# American Oil Beetle (Blister Beetle)



## Tim Benzedrine (Oct 15, 2008)

I had intended to post this for an ID as I had never seen anything like it. It looked like an ant and a bed-bug and maybe a roach got drunk and had a threesome and this was the result.
 But after referring to one of my field guides and then using the 'net to confirm, I decided I had a an American Oil Beetle or Blister Bug, _Meloe americanus_(?) It was a fairly large fellow, I'd estimate somewhere in the neighbourhood of 1" to 1 1/2".

I decided to go ahead and post a couple snaps anyway, in case they would be of interest to anybody. This bug had an interesting habit of playing dead at the slightest touch. Of course, after I made a positive ID, the slightest touch was all I was willing to give it!
Here are a couple of photos, one of it "on the hoof", the other shows it's very realistic ability to play possum.

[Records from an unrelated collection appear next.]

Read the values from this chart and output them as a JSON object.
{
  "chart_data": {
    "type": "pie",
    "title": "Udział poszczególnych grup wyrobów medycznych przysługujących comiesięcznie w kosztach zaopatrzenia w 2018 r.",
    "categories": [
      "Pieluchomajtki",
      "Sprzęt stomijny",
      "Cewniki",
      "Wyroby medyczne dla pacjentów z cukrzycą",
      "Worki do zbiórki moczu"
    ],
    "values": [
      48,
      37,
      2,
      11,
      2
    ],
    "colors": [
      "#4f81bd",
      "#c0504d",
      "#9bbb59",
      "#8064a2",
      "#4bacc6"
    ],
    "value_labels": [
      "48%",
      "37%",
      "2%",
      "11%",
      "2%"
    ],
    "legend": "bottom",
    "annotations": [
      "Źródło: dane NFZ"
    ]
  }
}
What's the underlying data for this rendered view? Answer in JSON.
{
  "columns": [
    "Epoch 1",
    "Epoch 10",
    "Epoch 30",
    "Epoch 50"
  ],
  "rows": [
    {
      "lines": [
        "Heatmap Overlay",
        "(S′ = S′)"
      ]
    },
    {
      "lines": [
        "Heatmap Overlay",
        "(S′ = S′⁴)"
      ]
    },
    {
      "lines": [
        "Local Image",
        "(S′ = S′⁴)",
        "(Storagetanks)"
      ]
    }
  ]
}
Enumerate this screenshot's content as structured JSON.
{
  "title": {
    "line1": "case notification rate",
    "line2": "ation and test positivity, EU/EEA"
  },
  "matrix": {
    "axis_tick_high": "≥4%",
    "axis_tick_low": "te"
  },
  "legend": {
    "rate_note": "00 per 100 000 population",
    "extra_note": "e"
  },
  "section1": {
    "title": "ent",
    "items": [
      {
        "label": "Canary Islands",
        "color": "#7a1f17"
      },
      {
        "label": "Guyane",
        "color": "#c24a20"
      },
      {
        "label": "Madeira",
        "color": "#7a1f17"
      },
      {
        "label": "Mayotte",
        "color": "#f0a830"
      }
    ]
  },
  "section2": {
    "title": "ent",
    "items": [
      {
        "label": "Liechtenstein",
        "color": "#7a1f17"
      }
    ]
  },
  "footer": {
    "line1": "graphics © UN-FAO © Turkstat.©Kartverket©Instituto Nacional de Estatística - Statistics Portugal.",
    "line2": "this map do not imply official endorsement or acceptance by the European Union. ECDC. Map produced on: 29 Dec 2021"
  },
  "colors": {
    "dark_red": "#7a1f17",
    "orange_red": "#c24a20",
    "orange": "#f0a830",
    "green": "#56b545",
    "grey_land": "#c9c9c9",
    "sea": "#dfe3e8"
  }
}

It would maintain that posture for about a minute and then would get up and try to head for the hills.


----------



## crpy (Oct 15, 2008)

yep, allot of beetles "feign" death, awesome pic wow


----------



## Widowman10 (Oct 17, 2008)

yeah those things are pretty crazy. i pick tons of them up at my house, never had any probs with them though...


----------